The doctor's union admitted that the new guidelines discriminated against the elderly and other people with long-term health conditions.

The new advice said: "Some of the most unwell patients may be denied access to treatment such as intensive care or artificial ventilation.

"This will inevitably be indirectly discriminatory against both the elderly and those with long-term health conditions relevant to their ability to benefit quickly, with the latter being denied access to life-saving treatment as a result of their pre-existing health problems.

"A simple ‘age cut-off’ policy would be unlawful as it would constitute direct age discrimination.

"A healthy 75-year-old cannot lawfully be denied access to treatment on the basis of age. However, older patients with severe respiratory failure secondary to COVID-19 may have a very high chance of dying despite intensive care, and consequently have a lower priority for admission to intensive care."

The new guidelines come just days after a 90-year-old woman died of the coronavirus after telling doctors: 'I had a good life, keep ventilators for younger patients.'

Suzanne Hoylaerts, 90, was hospitalised in Belgium after suffering with respiratory issues.

But she turned down a ventilator – and died of Covid-19 just two days later.

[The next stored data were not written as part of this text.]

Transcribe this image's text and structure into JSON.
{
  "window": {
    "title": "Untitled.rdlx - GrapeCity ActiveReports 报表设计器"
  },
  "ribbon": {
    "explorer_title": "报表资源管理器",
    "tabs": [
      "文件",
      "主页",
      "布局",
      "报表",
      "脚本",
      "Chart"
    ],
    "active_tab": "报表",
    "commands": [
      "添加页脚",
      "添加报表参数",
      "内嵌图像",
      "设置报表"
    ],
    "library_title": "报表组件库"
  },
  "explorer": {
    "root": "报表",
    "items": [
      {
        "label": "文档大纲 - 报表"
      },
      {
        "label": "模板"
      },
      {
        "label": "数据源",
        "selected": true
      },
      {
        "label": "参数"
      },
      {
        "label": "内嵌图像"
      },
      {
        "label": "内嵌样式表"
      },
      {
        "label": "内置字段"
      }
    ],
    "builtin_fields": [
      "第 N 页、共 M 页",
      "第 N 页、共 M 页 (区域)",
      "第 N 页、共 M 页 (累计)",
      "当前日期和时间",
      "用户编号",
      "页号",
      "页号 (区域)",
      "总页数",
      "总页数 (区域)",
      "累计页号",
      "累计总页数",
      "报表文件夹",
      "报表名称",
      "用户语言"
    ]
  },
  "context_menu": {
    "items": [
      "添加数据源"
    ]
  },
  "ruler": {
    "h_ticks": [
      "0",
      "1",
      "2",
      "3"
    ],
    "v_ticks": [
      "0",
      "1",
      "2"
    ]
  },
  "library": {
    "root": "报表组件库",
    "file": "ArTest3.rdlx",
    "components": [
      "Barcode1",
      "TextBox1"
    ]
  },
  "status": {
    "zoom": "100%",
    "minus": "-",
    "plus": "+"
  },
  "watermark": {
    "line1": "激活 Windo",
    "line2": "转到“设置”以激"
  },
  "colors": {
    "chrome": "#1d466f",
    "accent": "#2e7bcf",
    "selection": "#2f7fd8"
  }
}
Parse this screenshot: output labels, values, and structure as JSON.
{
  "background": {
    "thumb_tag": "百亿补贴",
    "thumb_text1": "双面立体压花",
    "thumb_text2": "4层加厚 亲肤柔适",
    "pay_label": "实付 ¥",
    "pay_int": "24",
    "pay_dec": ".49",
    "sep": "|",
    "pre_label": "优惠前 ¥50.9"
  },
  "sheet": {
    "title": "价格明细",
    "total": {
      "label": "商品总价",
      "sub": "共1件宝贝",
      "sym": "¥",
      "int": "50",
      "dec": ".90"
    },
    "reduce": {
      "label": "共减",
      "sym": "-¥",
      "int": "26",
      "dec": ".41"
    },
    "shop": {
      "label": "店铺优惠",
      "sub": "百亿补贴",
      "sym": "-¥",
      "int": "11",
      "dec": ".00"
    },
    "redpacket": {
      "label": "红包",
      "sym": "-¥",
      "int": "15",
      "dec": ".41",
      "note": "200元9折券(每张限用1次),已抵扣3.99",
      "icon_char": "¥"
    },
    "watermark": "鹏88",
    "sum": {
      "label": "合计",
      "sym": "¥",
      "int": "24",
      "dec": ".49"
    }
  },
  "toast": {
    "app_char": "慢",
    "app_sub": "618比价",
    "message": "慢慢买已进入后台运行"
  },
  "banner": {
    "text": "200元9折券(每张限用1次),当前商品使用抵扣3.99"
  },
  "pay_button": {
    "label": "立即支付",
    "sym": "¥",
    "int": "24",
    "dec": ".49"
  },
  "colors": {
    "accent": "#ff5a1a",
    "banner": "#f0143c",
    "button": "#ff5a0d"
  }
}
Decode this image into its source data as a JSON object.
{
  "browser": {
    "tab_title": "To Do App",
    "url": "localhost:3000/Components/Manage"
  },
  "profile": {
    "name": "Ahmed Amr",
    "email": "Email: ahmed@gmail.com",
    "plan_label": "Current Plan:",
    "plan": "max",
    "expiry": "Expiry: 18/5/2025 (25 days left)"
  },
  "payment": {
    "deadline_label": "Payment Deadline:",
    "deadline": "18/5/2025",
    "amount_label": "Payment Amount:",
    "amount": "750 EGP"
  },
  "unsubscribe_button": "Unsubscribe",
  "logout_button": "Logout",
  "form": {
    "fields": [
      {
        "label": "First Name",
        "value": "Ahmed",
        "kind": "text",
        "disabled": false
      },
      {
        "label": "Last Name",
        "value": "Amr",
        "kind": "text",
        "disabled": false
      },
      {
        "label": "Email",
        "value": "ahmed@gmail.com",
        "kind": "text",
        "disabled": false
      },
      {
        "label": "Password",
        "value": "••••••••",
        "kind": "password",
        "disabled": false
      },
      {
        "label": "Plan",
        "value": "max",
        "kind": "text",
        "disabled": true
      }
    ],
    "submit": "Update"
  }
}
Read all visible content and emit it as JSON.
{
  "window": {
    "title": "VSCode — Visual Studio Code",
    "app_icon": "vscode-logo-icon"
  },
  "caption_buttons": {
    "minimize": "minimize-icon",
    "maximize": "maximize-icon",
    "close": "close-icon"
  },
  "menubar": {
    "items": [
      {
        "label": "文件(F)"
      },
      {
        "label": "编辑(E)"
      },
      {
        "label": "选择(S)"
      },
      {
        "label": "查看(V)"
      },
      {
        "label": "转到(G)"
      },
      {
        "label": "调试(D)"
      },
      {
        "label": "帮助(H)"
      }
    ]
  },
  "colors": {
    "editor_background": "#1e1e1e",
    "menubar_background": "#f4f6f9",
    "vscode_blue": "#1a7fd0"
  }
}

Her death comes during a global shortage of the essential medical kit.

Ms Hoylaerts, who lived in Binkom, near Lubbeek, was first hospitalised on March 20 after suffering a lack of appetite and shortness of breath.

She tested positive for the virus and was placed in isolation, where her condition went rapidly downhill and she died two days after she was admitted to the hospital.

NHS figures suggest more than 1.7million Brits may already have been infected by coronavirus.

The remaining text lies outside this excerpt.